The logo of McDonald’s (MCD) can be spotted in sunny Los Angeles, California. So, like, McDonald’s had a bit of a rollercoaster ride in its recent quarterly results. The U.S. same-store sales took a nosedive for the second time in a row, showing the biggest drop since the whole Covid situation started. The sales shrunk by a whopping 3.6% because of some bad weather and people being all cautious and stuff. This is the worst drop in the U.S. market since the 8.7% freefall back in 2020 when everything shut down because of Covid.
Analysts were all like, “Yeah, we were totally expecting McDonald’s to report a decline in same-store sales, but more like 1.7%, not this much.” The CEO, Chris Kempczinski, mentioned on a call that the traffic at quick-service restaurants from low-income folks was down by almost double digits compared to last year. And get this, even the middle-income peeps were not showing up as much. It’s like everyone is feeling the economic squeeze, you know?
McDonald’s has a lot of customers from lower and middle-income brackets, unlike some other fancy places. Even though the rich folks are still dining out, their spending is not making up for the drop in traffic from other income groups. So, yeah, tough times all around.
Overall, McDonald’s same-store sales fell by 1% across all its markets during the quarter, mainly because last year had an extra day in February. Like, who knew leap day could mess things up like that, right?

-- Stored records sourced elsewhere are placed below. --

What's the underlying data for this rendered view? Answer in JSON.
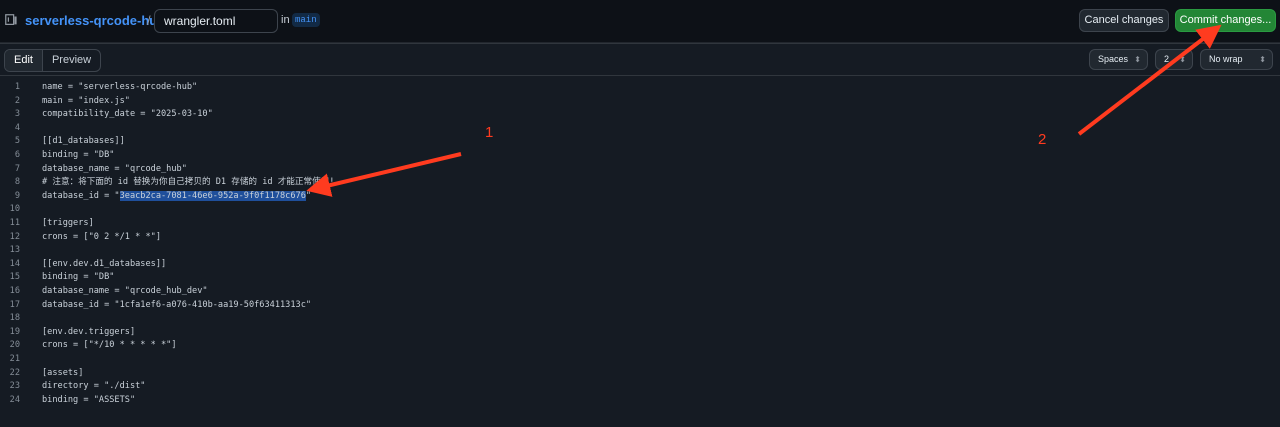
{
  "header": {
    "repo_name": "serverless-qrcode-hub",
    "separator": "/",
    "filename": "wrangler.toml",
    "in_label": "in",
    "branch": "main",
    "cancel_label": "Cancel changes",
    "commit_label": "Commit changes..."
  },
  "editor_toolbar": {
    "tabs": [
      {
        "label": "Edit",
        "active": true
      },
      {
        "label": "Preview",
        "active": false
      }
    ],
    "indent_mode": "Spaces",
    "indent_size": "2",
    "wrap_mode": "No wrap"
  },
  "code_lines": [
    {
      "num": "1",
      "text": "name = \"serverless-qrcode-hub\""
    },
    {
      "num": "2",
      "text": "main = \"index.js\""
    },
    {
      "num": "3",
      "text": "compatibility_date = \"2025-03-10\""
    },
    {
      "num": "4",
      "text": ""
    },
    {
      "num": "5",
      "text": "[[d1_databases]]"
    },
    {
      "num": "6",
      "text": "binding = \"DB\""
    },
    {
      "num": "7",
      "text": "database_name = \"qrcode_hub\""
    },
    {
      "num": "8",
      "text": "# 注意：将下面的 id 替换为你自己拷贝的 D1 存储的 id 才能正常使用!"
    },
    {
      "num": "9",
      "text_before": "database_id = \"",
      "text_selected": "3eacb2ca-7081-46e6-952a-9f0f1178c676",
      "text_after": "\""
    },
    {
      "num": "10",
      "text": ""
    },
    {
      "num": "11",
      "text": "[triggers]"
    },
    {
      "num": "12",
      "text": "crons = [\"0 2 */1 * *\"]"
    },
    {
      "num": "13",
      "text": ""
    },
    {
      "num": "14",
      "text": "[[env.dev.d1_databases]]"
    },
    {
      "num": "15",
      "text": "binding = \"DB\""
    },
    {
      "num": "16",
      "text": "database_name = \"qrcode_hub_dev\""
    },
    {
      "num": "17",
      "text": "database_id = \"1cfa1ef6-a076-410b-aa19-50f63411313c\""
    },
    {
      "num": "18",
      "text": ""
    },
    {
      "num": "19",
      "text": "[env.dev.triggers]"
    },
    {
      "num": "20",
      "text": "crons = [\"*/10 * * * * *\"]"
    },
    {
      "num": "21",
      "text": ""
    },
    {
      "num": "22",
      "text": "[assets]"
    },
    {
      "num": "23",
      "text": "directory = \"./dist\""
    },
    {
      "num": "24",
      "text": "binding = \"ASSETS\""
    }
  ],
  "annotations": {
    "label_1": "1",
    "label_2": "2",
    "color": "#ff3b1f"
  },
  "icons": {
    "repo": "repo-icon",
    "dropdown": "select-arrows-icon"
  }
}
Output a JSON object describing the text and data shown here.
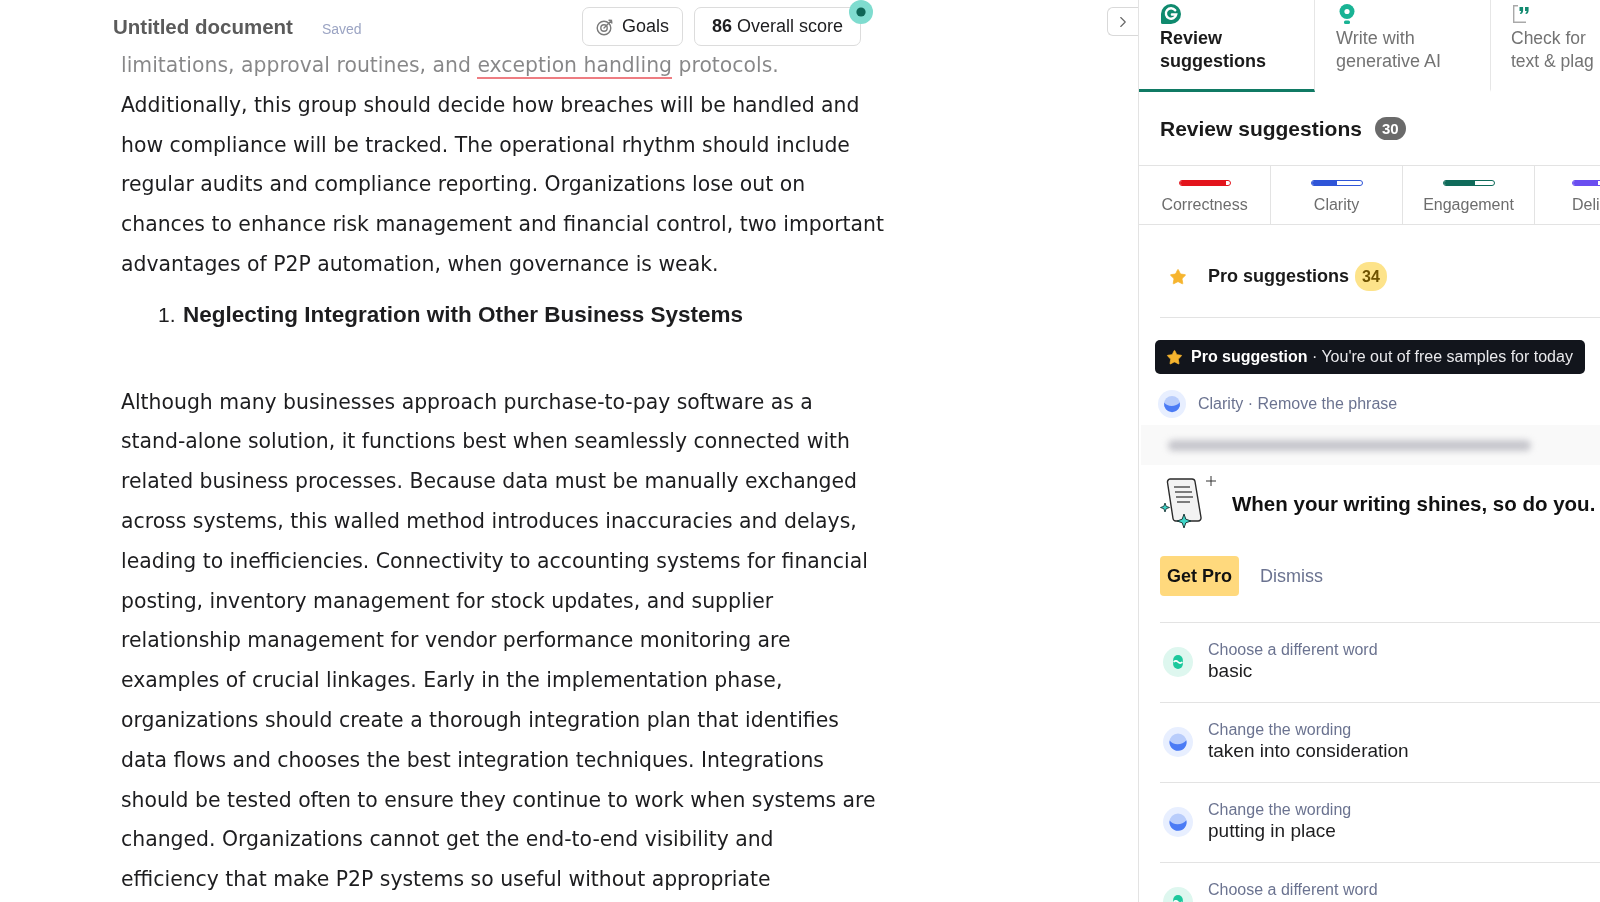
{
  "header": {
    "title": "Untitled document",
    "status": "Saved",
    "goals_button": "Goals",
    "score_button": "**86** Overall score"
  },
  "document": {
    "blocks": [
      {
        "kind": "paragraph",
        "segments": [
          {
            "text": "limitations, approval routines, and ",
            "flagged": false
          },
          {
            "text": "exception handling",
            "flagged": true
          },
          {
            "text": " protocols.\nAdditionally, this group should decide how breaches will be handled and\nhow compliance will be tracked. The operational rhythm should include\nregular audits and compliance reporting. Organizations lose out on\nchances to enhance risk management and financial control, two important\nadvantages of P2P automation, when governance is weak.",
            "flagged": false
          }
        ]
      },
      {
        "kind": "heading",
        "number": "1.",
        "text": "Neglecting Integration with Other Business Systems"
      },
      {
        "kind": "paragraph",
        "segments": [
          {
            "text": "Although many businesses approach purchase-to-pay software as a\nstand-alone solution, it functions best when seamlessly connected with\nrelated business processes. Because data must be manually exchanged\nacross systems, this walled method introduces inaccuracies and delays,\nleading to inefficiencies. Connectivity to accounting systems for financial\nposting, inventory management for stock updates, and supplier\nrelationship management for vendor performance monitoring are\nexamples of crucial linkages. Early in the implementation phase,\norganizations should create a thorough integration plan that identifies\ndata flows and chooses the best integration techniques. Integrations\nshould be tested often to ensure they continue to work when systems are\nchanged. Organizations cannot get the end-to-end visibility and\nefficiency that make P2P systems so useful without appropriate",
            "flagged": false
          }
        ]
      }
    ]
  },
  "panel": {
    "tabs": [
      {
        "kind": "logo",
        "label": "Review\nsuggestions",
        "selected": true
      },
      {
        "kind": "bulb",
        "label": "Write with\ngenerative AI",
        "selected": false
      },
      {
        "kind": "quote",
        "label": "Check for\ntext & plag",
        "selected": false
      }
    ],
    "heading": "Review suggestions",
    "count": "30",
    "categories": [
      {
        "label": "Correctness",
        "color": "#e3141c",
        "level": 0.92
      },
      {
        "label": "Clarity",
        "color": "#2f55d8",
        "level": 0.5
      },
      {
        "label": "Engagement",
        "color": "#0f6b5a",
        "level": 0.62
      },
      {
        "label": "Deli",
        "color": "#6a4ef0",
        "level": 0.5
      }
    ],
    "pro": {
      "label": "Pro suggestions",
      "count": "34"
    },
    "pro_card": {
      "banner": "**Pro suggestion** · You're out of free samples for today",
      "category": {
        "kind": "clarity",
        "text": "Clarity · Remove the phrase"
      },
      "promo": "When your writing shines, so do you.",
      "primary_button": "Get Pro",
      "secondary_button": "Dismiss"
    },
    "suggestions": [
      {
        "kind": "engagement",
        "title": "Choose a different word",
        "value": "basic"
      },
      {
        "kind": "clarity",
        "title": "Change the wording",
        "value": "taken into consideration"
      },
      {
        "kind": "clarity",
        "title": "Change the wording",
        "value": "putting in place"
      },
      {
        "kind": "engagement",
        "title": "Choose a different word"
      }
    ]
  }
}
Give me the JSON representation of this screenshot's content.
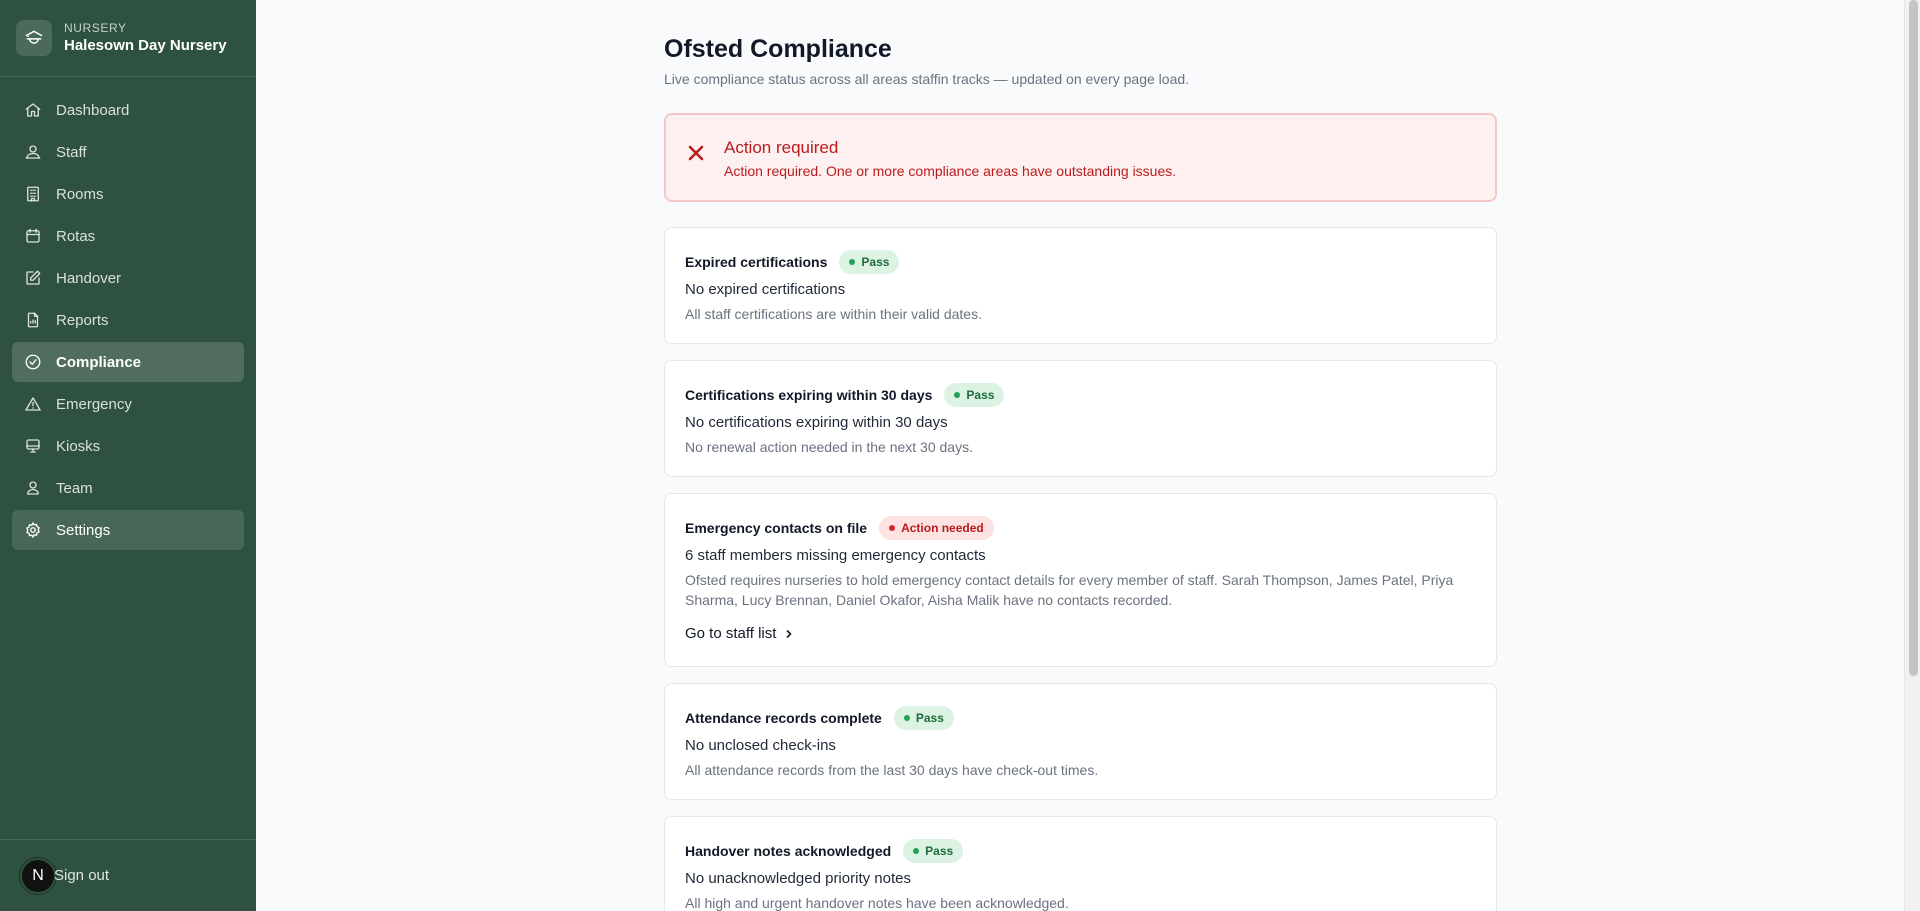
{
  "brand": {
    "kicker": "NURSERY",
    "name": "Halesown Day Nursery"
  },
  "sidebar": {
    "items": [
      {
        "label": "Dashboard",
        "icon": "home-icon"
      },
      {
        "label": "Staff",
        "icon": "user-icon"
      },
      {
        "label": "Rooms",
        "icon": "building-icon"
      },
      {
        "label": "Rotas",
        "icon": "calendar-icon"
      },
      {
        "label": "Handover",
        "icon": "edit-icon"
      },
      {
        "label": "Reports",
        "icon": "document-icon"
      },
      {
        "label": "Compliance",
        "icon": "check-circle-icon",
        "active": true
      },
      {
        "label": "Emergency",
        "icon": "warning-triangle-icon"
      },
      {
        "label": "Kiosks",
        "icon": "monitor-icon"
      },
      {
        "label": "Team",
        "icon": "users-icon"
      },
      {
        "label": "Settings",
        "icon": "gear-icon",
        "hover": true
      }
    ],
    "user_initial": "N",
    "signout_label": "Sign out"
  },
  "page": {
    "title": "Ofsted Compliance",
    "subtitle": "Live compliance status across all areas staffin tracks — updated on every page load."
  },
  "alert": {
    "title": "Action required",
    "text": "Action required. One or more compliance areas have outstanding issues.",
    "color": "#b91c1c"
  },
  "checks": [
    {
      "title": "Expired certifications",
      "status": "Pass",
      "summary": "No expired certifications",
      "detail": "All staff certifications are within their valid dates."
    },
    {
      "title": "Certifications expiring within 30 days",
      "status": "Pass",
      "summary": "No certifications expiring within 30 days",
      "detail": "No renewal action needed in the next 30 days."
    },
    {
      "title": "Emergency contacts on file",
      "status": "Action needed",
      "summary": "6 staff members missing emergency contacts",
      "detail": "Ofsted requires nurseries to hold emergency contact details for every member of staff. Sarah Thompson, James Patel, Priya Sharma, Lucy Brennan, Daniel Okafor, Aisha Malik have no contacts recorded.",
      "link": "Go to staff list"
    },
    {
      "title": "Attendance records complete",
      "status": "Pass",
      "summary": "No unclosed check-ins",
      "detail": "All attendance records from the last 30 days have check-out times."
    },
    {
      "title": "Handover notes acknowledged",
      "status": "Pass",
      "summary": "No unacknowledged priority notes",
      "detail": "All high and urgent handover notes have been acknowledged."
    }
  ],
  "colors": {
    "sidebar": "#2f5240",
    "pass": "#22a053",
    "fail": "#dc2626"
  }
}
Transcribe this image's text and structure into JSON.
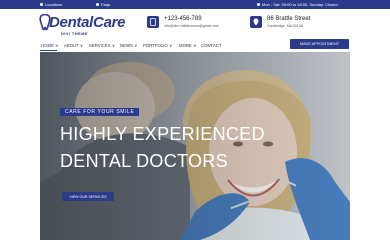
{
  "topbar": {
    "locations": "Locations",
    "faqs": "Faqs",
    "hours": "Mon - Sat: 09:00 to 18:00, Sunday: Closed"
  },
  "logo": {
    "name": "DentalCare",
    "tagline": "DIVI THEME"
  },
  "contact": {
    "phone": "+123-456-789",
    "email": "info@divi childthemes@gmail.com",
    "street": "86 Brattle Street",
    "city": "Cambridge, MA 02138"
  },
  "nav": {
    "items": [
      {
        "label": "HOME ∨"
      },
      {
        "label": "ABOUT ∨"
      },
      {
        "label": "SERVICES ∨"
      },
      {
        "label": "NEWS ∨"
      },
      {
        "label": "PORTFOLIO ∨"
      },
      {
        "label": "MORE ∨"
      },
      {
        "label": "CONTACT"
      }
    ],
    "cta": "MAKE APPOINTMENT"
  },
  "hero": {
    "tag": "CARE FOR YOUR SMILE",
    "title_line1": "HIGHLY EXPERIENCED",
    "title_line2": "DENTAL DOCTORS",
    "button": "VIEW OUR SERVICES"
  },
  "colors": {
    "brand": "#2c3a8c",
    "white": "#ffffff"
  }
}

The company’s shares took a little dip, around 1.5%, in the morning trading. But hey, it’s not all bad news. The earnings per share were $2.67, slightly higher than the expected $2.66. Revenue came in at $5.96 billion, a bit shy of the $6.09 billion estimate.
In the first quarter, McDonald’s net income was $1.87 billion, or $2.60 per share, down from the previous year. But if you take out some fancy charges and stuff, they actually earned $2.67 per share. Net sales went down by 3% to $5.96 billion. CFO Ian Borden had said earlier that the first quarter might not be great for same-store sales, especially with a slow start in the U.S. Plus, there’s all this talk about tariffs and prices going up, making people think twice about spending money.
But hey, McDonald’s is not one to back down. They’re rolling out value meals and some cool menu items, like bringing back snack wraps, to lure customers back. And guess what? It seems to be working! The new McCrispy Chicken Strips are a hit, even before they started advertising them. And those tie-in meals with Minecraft for the movie release? Sold out in two weeks! Not too shabby, right?
McDonald’s is keeping its $5 meal deal for the rest of 2025, so that’s something to look forward to. Outside the U.S., same-store sales dropped by 1% in international markets like Australia and France. But hey, that was still better than what analysts had predicted.
The company’s international division saw a 3.5% growth in same-store sales, beating expectations. So, it’s not all doom and gloom internationally. McDonald’s is sticking to its full-year plan, opening new locations and spending a good chunk of change on capital stuff. They’re hoping the new restaurants will boost sales by more than 2%.
So, yeah, McDonald’s had a bit of a rough patch with those U.S. sales, but they’re bouncing back with some cool menu items and international growth. Who knows, maybe they’ll come out stronger in the end.